All we know is that Daryl is riding his brother Merle’s bike. It has a lightning-bolt SS insignia on the tank. The saddlebags contain, among other things, all sorts of legal and illegal drugs including prescription antibiotics and painkillers. (I, for one, find these completely believable given Merle’s alluded-to background.)
But let’s back up a bit; I’d like to point out that someone riding a motorcycle would be a valuable asset to a group of apocalypse survivors, be it the zombies, the Russians, or even the Republicans. Motorcycles are good for scouting ahead, checking on stragglers, seeing if the group is being followed, and delivering messages between vehicles in a convoy. They also use less fuel – always a good thing when resources are limited – and can get to places four-wheeled vehicles cannot.
To be fair, motorcycles have limitations. They do not carry a spare tire. They must be balanced like a bicycle. They offer the rider no protection from the elements, zombies, or Republicans. They generally require all four extremities to operate.
Now, back to Merle’s/Daryl’s bike …
I could tell right off this bike isn’t a Harley as it lacked the distinctive V-twin motor and both exhaust pipes exit the front of the engine, not a Harley design. Many non-riding viewers might expect Merle to ride American iron given his personality, but he’s riding a British bike. In my nearly six minutes of research, I found that consensus on the Internet seems to be this bike is most likely a Triumph Bonneville 650 originally built anywhere from the mid-60s to 1971. The Bonneville was cherished and heavily modified by hardcore riders nearly as often as the more ubiquitous Harley product; many are still being ridden today.

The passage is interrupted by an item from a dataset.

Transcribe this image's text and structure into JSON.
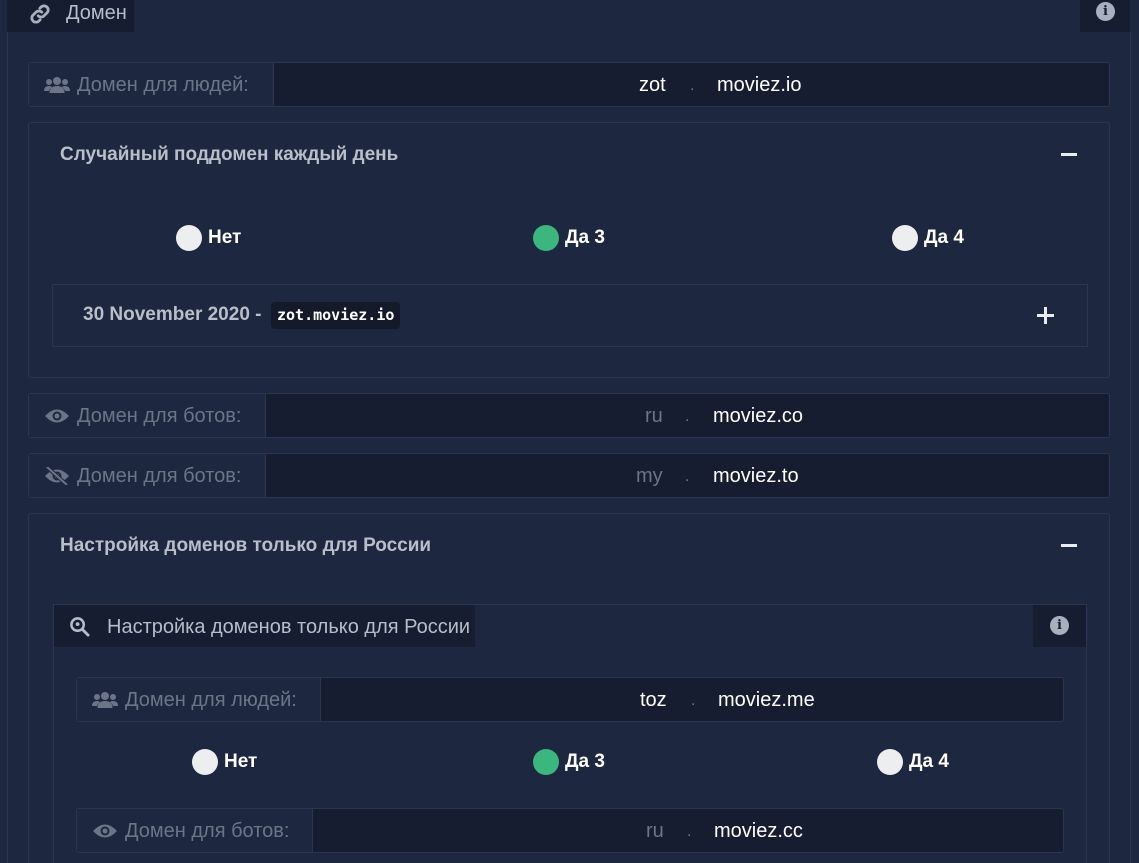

Although a cool and truly badass ride, a vintage Bonneville isn’t the best choice for post-apocalyptic transportation. Oh, it can do all the things I mentioned above fairly well including go off-road (but only in extreme circumstances); however, the bike has three large strikes against it: age, noise level, and range of travel.
Old-school choppers may be easier for a shade-tree mechanic to work on, but finding parts is more difficult than for newer or more commercially popular bikes. Replacement parts for a newer-model bike would be easier to, ah, “acquire”.
In a world where noise attracts walkers, the far-reaching powerful throb of an un-muffled motorcycle engine is sure to announce one’s presence to every walker for miles around. Daryl prefers a crossbow to a rifle because of noise concerns, so why would he ride this bike?
Another of the bike’s limitations is the small gas tank – referred to as a “peanut” tank – that generally only carries 2-3.5 gallons of fuel. When removing all the non-essential parts of a bike – “chopping” – a small gas tank is used to reduce overall weight to increase its speed. However, in any post-apocalyptic scenario, a larger tank that allows more miles between fuel stops would be preferred, at least by me.
A much better motorcycle for Daryl would be one classified as a dual-sport, meaning it can be ridden on-or off-road. Like any hybrid, a dual-sport isn’t the best in either category, but rather has characteristics of both. It isn’t as comfortable and won’t carry as many supplies as a big road hog like the Harley-Davidson Electra-Glide or Honda Gold Wing. Also, it won’t be as rugged as bikes designed for off-road use only, such as Suzuki‘s RMX450Z or Kawasaki’s KX450F. Dual-sport bikes are heavier and will not have as much suspension travel for overcoming obstacles.
While not as quiet as street-only bikes, they are designed to not shatter the quiet of wooded riding areas. Additionally, their fuel tanks can hold up to twice as much fuel as a peanut tank. As most major motorcycle manufacturers still have dual-sports in their offerings, parts for these would be easier to scavenge.
So, with all these marks against it, why does Daryl stick with Merle’s bike and not find something more appropriate? Simply put, it was Merle’s. Daryl rides this bike in honor of and in tribute to his big brother; it’s the one tangible thing Daryl has to remind him of Merle. To remind him of all that they were to each other, good or bad.
I can easily imagine this bike was Merle’s one true love, all his time, energy, and spare cash put into making it his perfect “sled” – customized motorcycle. Bikers express their personalities through their rides and these creations are seen as personal declarations, much like heraldry for knights of old. Bikers don’t want “cookie-cutter” sleds that look like all the others on the road. Bikers want their bike to be immediately recognized as theirs. There’s no doubt this particular bike belonged to Merle Dixon.
The biker in me understands this completely and will shout with a raised fist in support of Daryl as he thunders by.